Recentemente, esta reavaliação ética da exibição de restos humanos indígenas transbordou para a exibição de todas as relíquias humanas. Em 2022, o Mütter Museum tornou-se um caso de estudo quando a sua recém-nomeada diretora executiva Kate Quinn declarou que muitas das suas exposições anatómicas eram antiéticas, quer fossem de povos indígenas ou não.

Tais mudanças provocaram indignação em círculos conservadores: “A Cultura do Cancelamento Chega ao Museu Mais Estranho de Filadélfia” lia-se o título de um op-ed de junho de 2023 no Wall Street Journal, que acusava o Mütter de se submeter à “elite woke”. Treze membros da equipe demitiram-se nos primeiros nove meses do mandato de Quinn sobre o que um chamou de “a desconstrução do museu”, e uma petição para parar as mudanças angariou 21.000 assinaturas do público em menos de duas semanas.

Outros argumentaram que as exposições anatómicas do Mütter ainda têm valor médico: Investigadores examinaram-nas para amostras raras de ADN histórico e tecido danificado, e estudaram os restos de vítimas de cólera.

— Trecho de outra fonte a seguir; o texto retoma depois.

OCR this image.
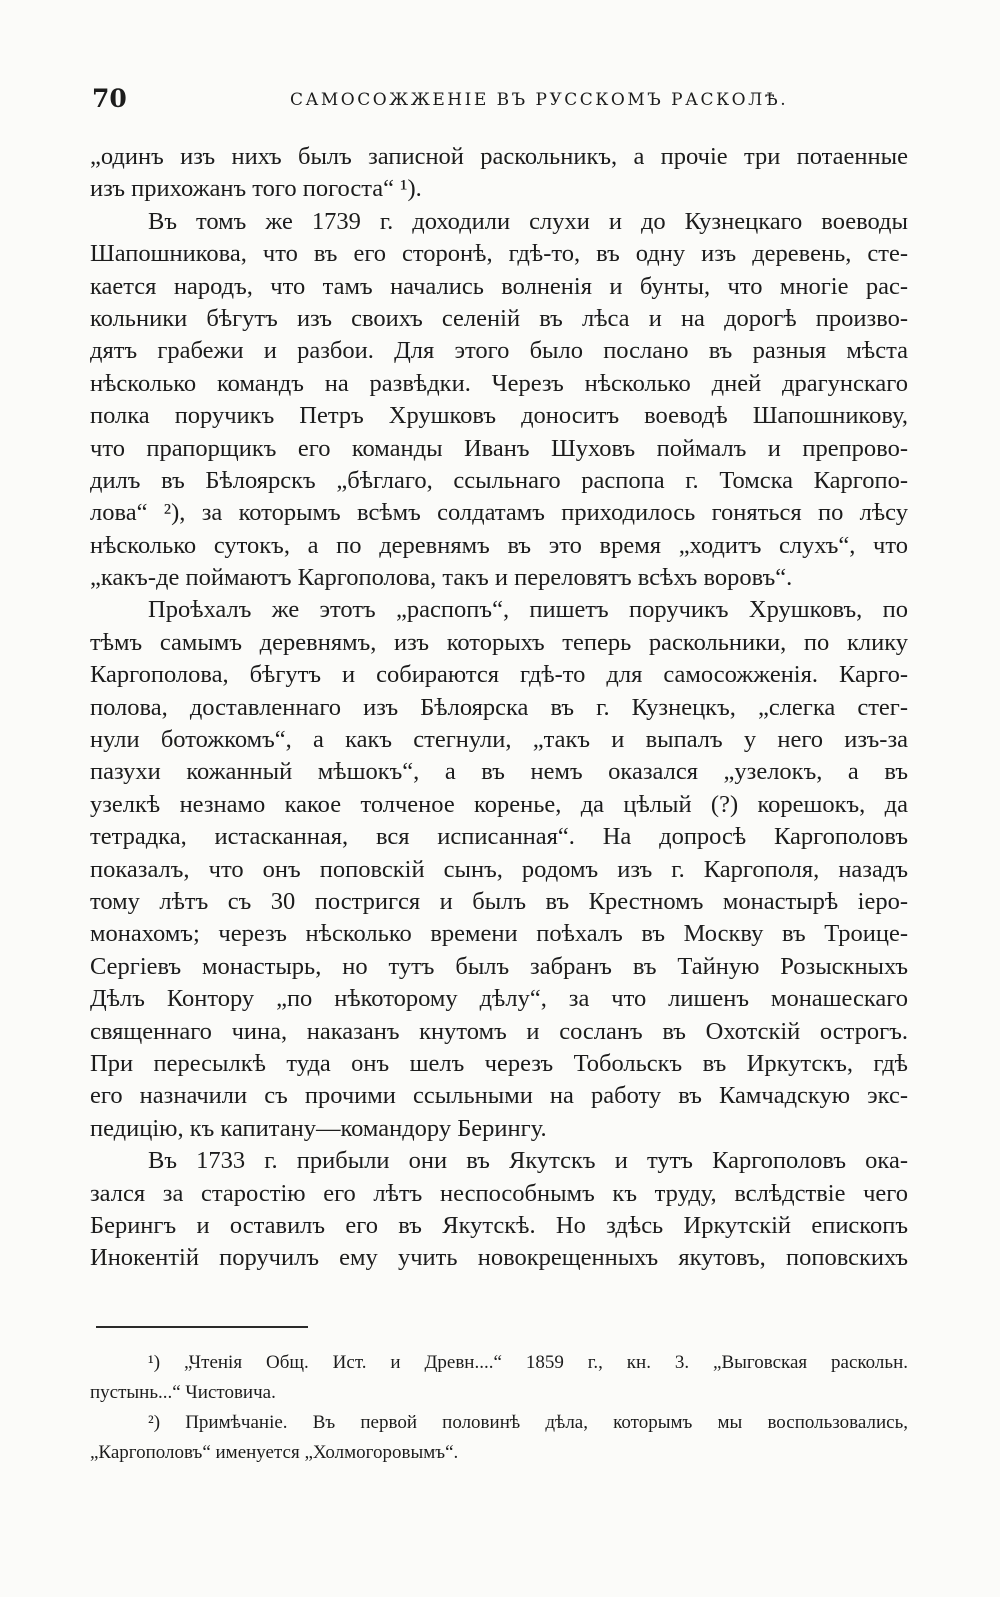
70	САМОСОЖЖЕНІЕ ВЪ РУССКОМЪ РАСКОЛѢ.
„одинъ изъ нихъ былъ записной раскольникъ, а прочіе три потаенные
изъ прихожанъ того погоста“ ¹).
Въ томъ же 1739 г. доходили слухи и до Кузнецкаго воеводы
Шапошникова, что въ его сторонѣ, гдѣ-то, въ одну изъ деревень, сте-
кается народъ, что тамъ начались волненія и бунты, что многіе рас-
кольники бѣгутъ изъ своихъ селеній въ лѣса и на дорогѣ произво-
дятъ грабежи и разбои. Для этого было послано въ разныя мѣста
нѣсколько командъ на развѣдки. Черезъ нѣсколько дней драгунскаго
полка поручикъ Петръ Хрушковъ доноситъ воеводѣ Шапошникову,
что прапорщикъ его команды Иванъ Шуховъ поймалъ и препрово-
дилъ въ Бѣлоярскъ „бѣглаго, ссыльнаго распопа г. Томска Каргопо-
лова“ ²), за которымъ всѣмъ солдатамъ приходилось гоняться по лѣсу
нѣсколько сутокъ, а по деревнямъ въ это время „ходитъ слухъ“, что
„какъ-де поймаютъ Каргополова, такъ и переловятъ всѣхъ воровъ“.
Проѣхалъ же этотъ „распопъ“, пишетъ поручикъ Хрушковъ, по
тѣмъ самымъ деревнямъ, изъ которыхъ теперь раскольники, по клику
Каргополова, бѣгутъ и собираются гдѣ-то для самосожженія. Карго-
полова, доставленнаго изъ Бѣлоярска въ г. Кузнецкъ, „слегка стег-
нули ботожкомъ“, а какъ стегнули, „такъ и выпалъ у него изъ-за
пазухи кожанный мѣшокъ“, а въ немъ оказался „узелокъ, а въ
узелкѣ незнамо какое толченое коренье, да цѣлый (?) корешокъ, да
тетрадка, истасканная, вся исписанная“. На допросѣ Каргополовъ
показалъ, что онъ поповскій сынъ, родомъ изъ г. Каргополя, назадъ
тому лѣтъ съ 30 постригся и былъ въ Крестномъ монастырѣ іеро-
монахомъ; черезъ нѣсколько времени поѣхалъ въ Москву въ Троице-
Сергіевъ монастырь, но тутъ былъ забранъ въ Тайную Розыскныхъ
Дѣлъ Контору „по нѣкоторому дѣлу“, за что лишенъ монашескаго
священнаго чина, наказанъ кнутомъ и сосланъ въ Охотскій острогъ.
При пересылкѣ туда онъ шелъ черезъ Тобольскъ въ Иркутскъ, гдѣ
его назначили съ прочими ссыльными на работу въ Камчадскую экс-
педицію, къ капитану—командору Берингу.
Въ 1733 г. прибыли они въ Якутскъ и тутъ Каргополовъ ока-
зался за старостію его лѣтъ неспособнымъ къ труду, вслѣдствіе чего
Берингъ и оставилъ его въ Якутскѣ. Но здѣсь Иркутскій епископъ
Инокентій поручилъ ему учить новокрещенныхъ якутовъ, поповскихъ
¹) „Чтенія Общ. Ист. и Древн....“ 1859 г., кн. 3. „Выговская раскольн.
пустынь...“ Чистовича.
²) Примѣчаніе. Въ первой половинѣ дѣла, которымъ мы воспользовались,
„Каргополовъ“ именуется „Холмогоровымъ“.
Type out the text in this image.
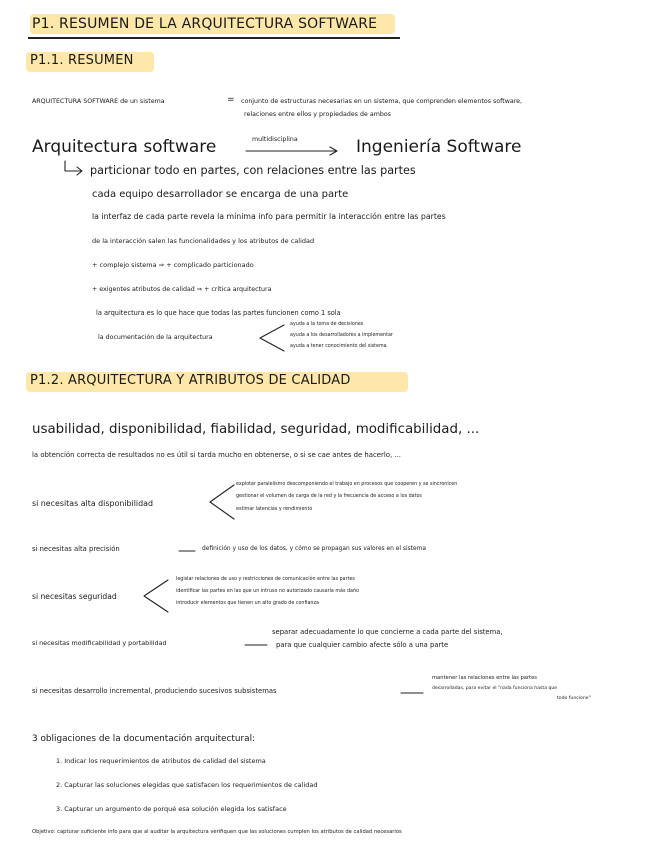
P1. RESUMEN DE LA ARQUITECTURA SOFTWARE
P1.1. RESUMEN
ARQUITECTURA SOFTWARE de un sistema	= conjunto de estructuras necesarias en un sistema, que comprenden elementos software,
relaciones entre ellos y propiedades de ambos
Arquitectura software	multidisciplina	Ingeniería Software
particionar todo en partes, con relaciones entre las partes
cada equipo desarrollador se encarga de una parte
la interfaz de cada parte revela la mínima info para permitir la interacción entre las partes
de la interacción salen las funcionalidades y los atributos de calidad
+ complejo sistema ⇒ + complicado particionado
+ exigentes atributos de calidad ⇒ + crítica arquitectura
la arquitectura es lo que hace que todas las partes funcionen como 1 sola
la documentación de la arquitectura
ayuda a la toma de decisiones
ayuda a los desarrolladores a implementar
ayuda a tener conocimiento del sistema
P1.2. ARQUITECTURA Y ATRIBUTOS DE CALIDAD
usabilidad, disponibilidad, fiabilidad, seguridad, modificabilidad, ...
la obtención correcta de resultados no es útil si tarda mucho en obtenerse, o si se cae antes de hacerlo, ...
si necesitas alta disponibilidad
explotar paralelismo descomponiendo el trabajo en procesos que cooperen y se sincronicen
gestionar el volumen de carga de la red y la frecuencia de acceso a los datos
estimar latencias y rendimiento
si necesitas alta precisión	definición y uso de los datos, y cómo se propagan sus valores en el sistema
si necesitas seguridad
legislar relaciones de uso y restricciones de comunicación entre las partes
identificar las partes en las que un intruso no autorizado causaría más daño
introducir elementos que tienen un alto grado de confianza
si necesitas modificabilidad y portabilidad
separar adecuadamente lo que concierne a cada parte del sistema,
para que cualquier cambio afecte sólo a una parte
si necesitas desarrollo incremental, produciendo sucesivos subsistemas
mantener las relaciones entre las partes
desarrolladas, para evitar el "nada funciona hasta que
todo funcione"
3 obligaciones de la documentación arquitectural:
1. Indicar los requerimientos de atributos de calidad del sistema
2. Capturar las soluciones elegidas que satisfacen los requerimientos de calidad
3. Capturar un argumento de porqué esa solución elegida los satisface
Objetivo: capturar suficiente info para que al auditar la arquitectura verifiquen que las soluciones cumplen los atributos de calidad necesarios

Mesmo os crânios de Hyrtl foram examinados por investigadores de crimes de guerra nos anos 90 a trabalhar em valas comuns após os conflitos dos Balcãs.

Críticos respondem, no entanto, que este papel de investigação poderia ser cumprido sem os colocar em exibição. “Por que continuam a ser exibidas as deformidades e curiosidades mais estranhas?” perguntou Pickering. “Por que estão os crânios dispostos como estantes de crânios astecas?”

A resposta, sugere Pickering, é que é entretenimento: “Muitos museus do mundo estão a lutar financeiramente. Precisam de atrair público. Como resultado, degeneram em palácios de entretenimento. O seu propósito já não é para educação.”

À medida que o diálogo continua a evoluir, é provável que museus e instituições enfrentem desafios crescentes em navegar estas questões complexas, equilibrando a curiosidade pública com o respeito pelos indivíduos cujas vidas, embora há muito terminadas, continuam a ter um impacto significativo na cultura e na ética contemporâneas.